Forest floor Processing: Each air-dried sample was sieved and hand-sorted into the following components: <2-mm C-bearing soil fraction, 2- to 4-mm C-bearing soil fraction, >4-mm C-bearing soil fraction, >2-mm rock (non-C bearing), and >2-mm buried wood, roots, charcoal. The C-bearing soil fractions were defined as soil that could not be broken up with a rubber stopper on a sieve. The C-bearing fraction >2-mm were hardened soil aggregates or soft, weathered rocks, which were assumed to be nutrient-rich and should be included in estimating C stores. The >4-mm C-bearing was typically between 4- to 10-mm in size. Each component was weighed. Buried wood, roots, and charcoal accounted for <3% of the sample mass, and they were disregarded. C-bearing fractions >2-mm were only analyzed for C and N if they were greater than 10%, by weight, of the total sample. Otherwise, the weight of any >2-mm C-bearing fraction was incorporated into the rock mass used to estimate soil volume./
Subsamples (50-100 g) of <2-mm, 2- to 4-mm, and >4-mm C-bearing fractions were obtained with a sample splitter (SoilTest Riffles, CL-280 series). These subsamples were ground to 850-?m (<20-mesh) using a 20-cm disc pulverizer (BICO Inc., Burbank, California) and analyzed for total C and N concentration using a LECO CNS 2000 analyzer by the Central Analytical Laboratory, Oregon State University, Corvallis. Samples were randomized for analysis in one of two groups: high C mineral soil or low C mineral soil. Assignment into a group was based on expectation of either a high or a low C concentration. Typically, deeper layers are expected to contain low C concentrations while surface layers are expected to contain high C concentrations. The groups were run in four batches of up to 120 samples in each. Quality control samples and replicates represented 20% of each batch. Quality control samples (10%) consisted of reference material of known C and N concentration obtained from the EPA Environmental Research Laboratory, Corvallis, Oregon. Replicates (10%) were randomly chosen samples from the current and previous batches. Total C and N concentrations were obtained from the lab as g kg-1 at 60?C. A dry weight ratio of 60 degrees C to 105 degrees C was determined on the bulk density samples and applied to these lab values for conversion to a 105 degrees C basis.

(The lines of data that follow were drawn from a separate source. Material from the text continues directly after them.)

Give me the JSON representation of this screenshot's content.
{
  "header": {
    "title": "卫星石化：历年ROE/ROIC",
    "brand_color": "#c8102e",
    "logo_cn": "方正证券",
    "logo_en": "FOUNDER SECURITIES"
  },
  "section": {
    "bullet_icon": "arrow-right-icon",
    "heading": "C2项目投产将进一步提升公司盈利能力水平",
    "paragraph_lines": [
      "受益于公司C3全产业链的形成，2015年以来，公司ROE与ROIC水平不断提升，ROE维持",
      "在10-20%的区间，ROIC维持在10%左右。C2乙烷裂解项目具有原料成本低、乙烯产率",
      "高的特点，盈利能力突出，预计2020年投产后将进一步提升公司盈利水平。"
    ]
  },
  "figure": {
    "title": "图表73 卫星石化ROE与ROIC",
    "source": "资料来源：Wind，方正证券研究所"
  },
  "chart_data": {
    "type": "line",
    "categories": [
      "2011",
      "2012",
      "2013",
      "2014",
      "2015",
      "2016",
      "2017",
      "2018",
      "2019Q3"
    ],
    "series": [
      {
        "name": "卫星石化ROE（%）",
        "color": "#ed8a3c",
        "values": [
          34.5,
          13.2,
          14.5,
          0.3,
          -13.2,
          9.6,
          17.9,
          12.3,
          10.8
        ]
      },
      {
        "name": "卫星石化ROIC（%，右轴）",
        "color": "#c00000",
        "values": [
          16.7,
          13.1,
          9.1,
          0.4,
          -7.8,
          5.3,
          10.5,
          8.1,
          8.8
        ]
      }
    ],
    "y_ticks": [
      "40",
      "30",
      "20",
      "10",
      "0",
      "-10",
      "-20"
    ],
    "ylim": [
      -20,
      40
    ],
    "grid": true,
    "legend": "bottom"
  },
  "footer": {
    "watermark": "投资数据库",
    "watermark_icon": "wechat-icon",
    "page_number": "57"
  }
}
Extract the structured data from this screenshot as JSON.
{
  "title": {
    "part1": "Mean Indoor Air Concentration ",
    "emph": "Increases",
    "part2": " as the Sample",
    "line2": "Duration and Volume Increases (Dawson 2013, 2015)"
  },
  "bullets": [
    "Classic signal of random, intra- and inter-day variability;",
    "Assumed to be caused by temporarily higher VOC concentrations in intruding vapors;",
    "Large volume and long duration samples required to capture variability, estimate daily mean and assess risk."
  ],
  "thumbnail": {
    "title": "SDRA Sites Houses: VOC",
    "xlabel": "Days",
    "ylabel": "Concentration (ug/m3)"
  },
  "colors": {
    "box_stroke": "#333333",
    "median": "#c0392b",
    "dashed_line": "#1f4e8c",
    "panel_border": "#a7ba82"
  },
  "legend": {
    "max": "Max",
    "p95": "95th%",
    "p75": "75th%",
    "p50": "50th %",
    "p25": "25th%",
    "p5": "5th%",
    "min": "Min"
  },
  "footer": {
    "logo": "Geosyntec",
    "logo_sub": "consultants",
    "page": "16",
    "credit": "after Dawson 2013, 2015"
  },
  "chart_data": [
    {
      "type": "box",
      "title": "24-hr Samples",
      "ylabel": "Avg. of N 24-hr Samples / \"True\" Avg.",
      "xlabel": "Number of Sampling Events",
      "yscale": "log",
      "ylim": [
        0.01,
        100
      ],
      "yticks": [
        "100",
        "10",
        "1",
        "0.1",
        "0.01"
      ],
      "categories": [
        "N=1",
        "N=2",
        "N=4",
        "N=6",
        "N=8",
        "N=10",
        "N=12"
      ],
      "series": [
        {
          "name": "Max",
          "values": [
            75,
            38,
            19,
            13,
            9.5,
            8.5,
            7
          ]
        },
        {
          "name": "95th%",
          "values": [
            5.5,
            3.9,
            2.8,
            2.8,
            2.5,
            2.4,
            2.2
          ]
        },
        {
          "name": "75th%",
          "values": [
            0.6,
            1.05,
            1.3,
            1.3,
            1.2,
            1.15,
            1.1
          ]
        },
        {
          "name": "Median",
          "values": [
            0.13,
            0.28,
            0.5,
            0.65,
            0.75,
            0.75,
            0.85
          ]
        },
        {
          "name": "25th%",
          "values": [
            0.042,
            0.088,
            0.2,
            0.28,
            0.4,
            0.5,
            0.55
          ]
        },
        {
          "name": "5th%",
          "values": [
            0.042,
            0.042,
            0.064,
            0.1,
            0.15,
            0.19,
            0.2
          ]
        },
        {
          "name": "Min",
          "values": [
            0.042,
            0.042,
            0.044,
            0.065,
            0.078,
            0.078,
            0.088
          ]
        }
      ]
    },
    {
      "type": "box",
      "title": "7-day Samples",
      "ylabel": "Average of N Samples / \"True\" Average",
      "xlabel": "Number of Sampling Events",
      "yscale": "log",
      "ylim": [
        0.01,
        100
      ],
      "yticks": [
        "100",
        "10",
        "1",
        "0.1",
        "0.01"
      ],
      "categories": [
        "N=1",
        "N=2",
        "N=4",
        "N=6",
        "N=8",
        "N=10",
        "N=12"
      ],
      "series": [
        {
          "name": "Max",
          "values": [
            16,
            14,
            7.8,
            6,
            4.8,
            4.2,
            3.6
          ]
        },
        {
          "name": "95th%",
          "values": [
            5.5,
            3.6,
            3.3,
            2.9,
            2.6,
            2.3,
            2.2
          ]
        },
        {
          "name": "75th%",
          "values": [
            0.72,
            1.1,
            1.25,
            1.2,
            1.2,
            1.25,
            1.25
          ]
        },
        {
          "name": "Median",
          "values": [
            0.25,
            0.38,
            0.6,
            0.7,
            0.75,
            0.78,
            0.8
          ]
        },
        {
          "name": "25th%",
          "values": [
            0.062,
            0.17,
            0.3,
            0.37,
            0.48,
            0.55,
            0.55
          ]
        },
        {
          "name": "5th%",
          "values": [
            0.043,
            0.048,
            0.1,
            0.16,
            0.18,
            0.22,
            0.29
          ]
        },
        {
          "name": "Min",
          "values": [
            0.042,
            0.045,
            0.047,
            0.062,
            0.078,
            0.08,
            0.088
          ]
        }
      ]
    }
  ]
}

Bulk density Processing: As with the mineral soil processing, each air-dried bulk density sample was sieved and hand-sorted into the same components: <2-mm C-bearing soil fraction, 2- to 4- mm C-bearing soil fraction, >4-mm C-bearing soil fraction, >2-mm rock (non-C bearing), and >2-mm buried wood, roots, charcoal. The mineral components were oven-dried (5-7 days) and weighed at both 60 and 105 degrees C. This provided a soil moisture conversion factor since the soils at the Central Analytical Laboratory were analyzed at 60 degrees C and values in this text reported on 105 degrees C basis.
Buried wood, roots, and charcoal:Since the volume contribution of buried wood, roots, and charcoal was insignificant, it was omitted from the calculations.